In the waning days of summer, after weeks upon weeks of oppressive heat, it becomes necessary to—speaking colloquially—chill. Fortunately, Ukranian artist Vakula has made an album for just that occasion. Originally released in 2014, A Voyage to Arcturus delivers on its sci-fi title, presenting 16 decidedly laid-back songs that explore the cosmos without raising anyone’s resting heart rate. “Maskull’s First Day on Tormance” is practically the reason the word “exploratory” was invented; it opens with a kaleidoscope of keys before cruising into a cosmos lit up by flanged-out guitar. “Sullenbode” is a relaxed bit of beachy lounge exotica—Martin Denny by way of Brian Wilson—and “Maskull’s Keyhole,” with its far-off “ahh-ahh-ahh” backing vocals and fluttering nylon-string guitar, sounds like an outtake from the Vampyros Lesbos soundtrack. But it’s not all foamy synth-surfing; “Oceaxe” is a warm ripple of Tropicalia balladry that would do Joao Gilberto proud, and “Wombflesh Forest,” with its bass-a-popping and its guitar a-wailing, sounds like a Venusian take on Rush. But even in those worked-up moments, Arcturus’s collar remains firmly popped. This is cruising music, as balmy as ocean waves, as refreshing and intoxicating as a frozen margarita.

J. Edward Keyes

Back Catalogue

Pan Afrikan People’s Arkestra
The Call

If you look down near the historic World Stage performance space in L.A.’s Leimert Park, you’ll see Horace Tapscott’s name along the sidewalk. The jazz pianist and bandleader has his name etched in the concrete along Degnan Boulevard in the black cultural hub, where fellow titans like jazz drummer Billy Higgins and cultural activist Kamau Daáood made their names. In the 1970s, Tapscott formed the Pan Afrikan Peoples Arkestra, a large spiritual jazz ensemble that the pianist maintained until his death from cancer in 1999. On The Call, the band’s 1978 album, Tapscott and company pivot between various big band compositions with various players, far removed from the downcast piano solos he’d otherwise record.
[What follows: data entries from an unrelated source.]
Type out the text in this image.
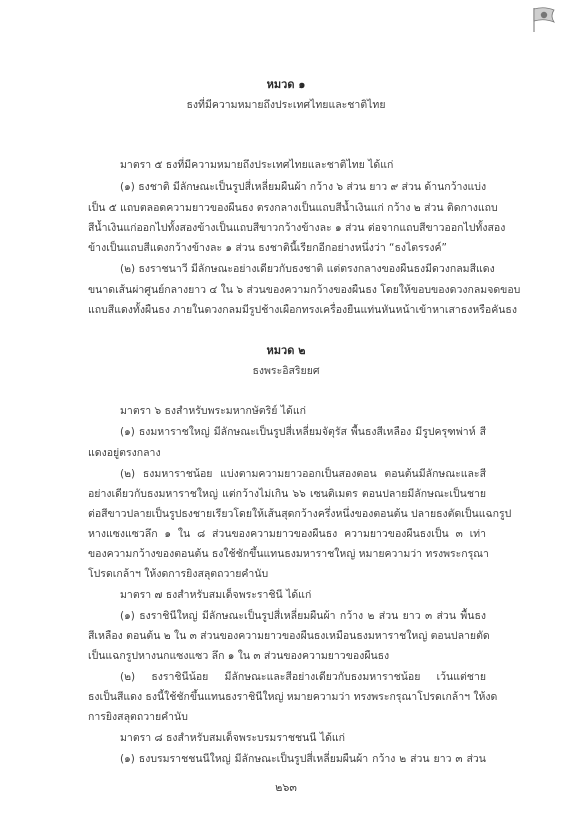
หมวด ๑
ธงที่มีความหมายถึงประเทศไทยและชาติไทย
มาตรา ๕ ธงที่มีความหมายถึงประเทศไทยและชาติไทย ได้แก่
(๑) ธงชาติ มีลักษณะเป็นรูปสี่เหลี่ยมผืนผ้า กว้าง ๖ ส่วน ยาว ๙ ส่วน ด้านกว้างแบ่ง
เป็น ๕ แถบตลอดความยาวของผืนธง ตรงกลางเป็นแถบสีน้ำเงินแก่ กว้าง ๒ ส่วน ติดกางแถบ
สีน้ำเงินแก่ออกไปทั้งสองข้างเป็นแถบสีขาวกว้างข้างละ ๑ ส่วน ต่อจากแถบสีขาวออกไปทั้งสอง
ข้างเป็นแถบสีแดงกว้างข้างละ ๑ ส่วน ธงชาตินี้เรียกอีกอย่างหนึ่งว่า “ธงไตรรงค์”
(๒) ธงราชนาวี มีลักษณะอย่างเดียวกับธงชาติ แต่ตรงกลางของผืนธงมีดวงกลมสีแดง
ขนาดเส้นผ่าศูนย์กลางยาว ๔ ใน ๖ ส่วนของความกว้างของผืนธง โดยให้ขอบของดวงกลมจดขอบ
แถบสีแดงทั้งผืนธง ภายในดวงกลมมีรูปช้างเผือกทรงเครื่องยืนแท่นหันหน้าเข้าหาเสาธงหรือคันธง
หมวด ๒
ธงพระอิสริยยศ
มาตรา ๖ ธงสำหรับพระมหากษัตริย์ ได้แก่
(๑) ธงมหาราชใหญ่ มีลักษณะเป็นรูปสี่เหลี่ยมจัตุรัส พื้นธงสีเหลือง มีรูปครุฑพ่าห์ สี
แดงอยู่ตรงกลาง
(๒) ธงมหาราชน้อย แบ่งตามความยาวออกเป็นสองตอน ตอนต้นมีลักษณะและสี
อย่างเดียวกับธงมหาราชใหญ่ แต่กว้างไม่เกิน ๖๖ เซนติเมตร ตอนปลายมีลักษณะเป็นชาย
ต่อสีขาวปลายเป็นรูปธงชายเรียวโดยให้เส้นสุดกว้างครึ่งหนึ่งของตอนต้น ปลายธงตัดเป็นแฉกรูป
หางแซงแซวลึก ๑ ใน ๘ ส่วนของความยาวของผืนธง ความยาวของผืนธงเป็น ๓ เท่า
ของความกว้างของตอนต้น ธงใช้ชักขึ้นแทนธงมหาราชใหญ่ หมายความว่า ทรงพระกรุณา
โปรดเกล้าฯ ให้งดการยิงสลุตถวายคำนับ
มาตรา ๗ ธงสำหรับสมเด็จพระราชินี ได้แก่
(๑) ธงราชินีใหญ่ มีลักษณะเป็นรูปสี่เหลี่ยมผืนผ้า กว้าง ๒ ส่วน ยาว ๓ ส่วน พื้นธง
สีเหลือง ตอนต้น ๒ ใน ๓ ส่วนของความยาวของผืนธงเหมือนธงมหาราชใหญ่ ตอนปลายตัด
เป็นแฉกรูปหางนกแซงแซว ลึก ๑ ใน ๓ ส่วนของความยาวของผืนธง
(๒) ธงราชินีน้อย มีลักษณะและสีอย่างเดียวกับธงมหาราชน้อย เว้นแต่ชาย
ธงเป็นสีแดง ธงนี้ใช้ชักขึ้นแทนธงราชินีใหญ่ หมายความว่า ทรงพระกรุณาโปรดเกล้าฯ ให้งด
การยิงสลุตถวายคำนับ
มาตรา ๘ ธงสำหรับสมเด็จพระบรมราชชนนี ได้แก่
(๑) ธงบรมราชชนนีใหญ่ มีลักษณะเป็นรูปสี่เหลี่ยมผืนผ้า กว้าง ๒ ส่วน ยาว ๓ ส่วน
๒๖๓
Listening to it, one can draw a direct line to modern-day purveyors like L.A. trumpeter Josef Leimberg, who employs the same sweeping orchestration to his G-funk-inflected blend of jazz. “He was all about community building,” saxophonist and local native Kamasi Washington recently said of Tapscott and his Arkestra. “It was a group led by this world-renowned musician who left the doors open to anyone in the community who wanted to be a part of it. That saved a lot of lives.” So while Tapscott has a number of great releases of the Nimbus West Bandcamp page, the musician’s true legacy rests in the community—from the jazz you hear coming from South L.A., to his name in brass literally guiding your steps down the street.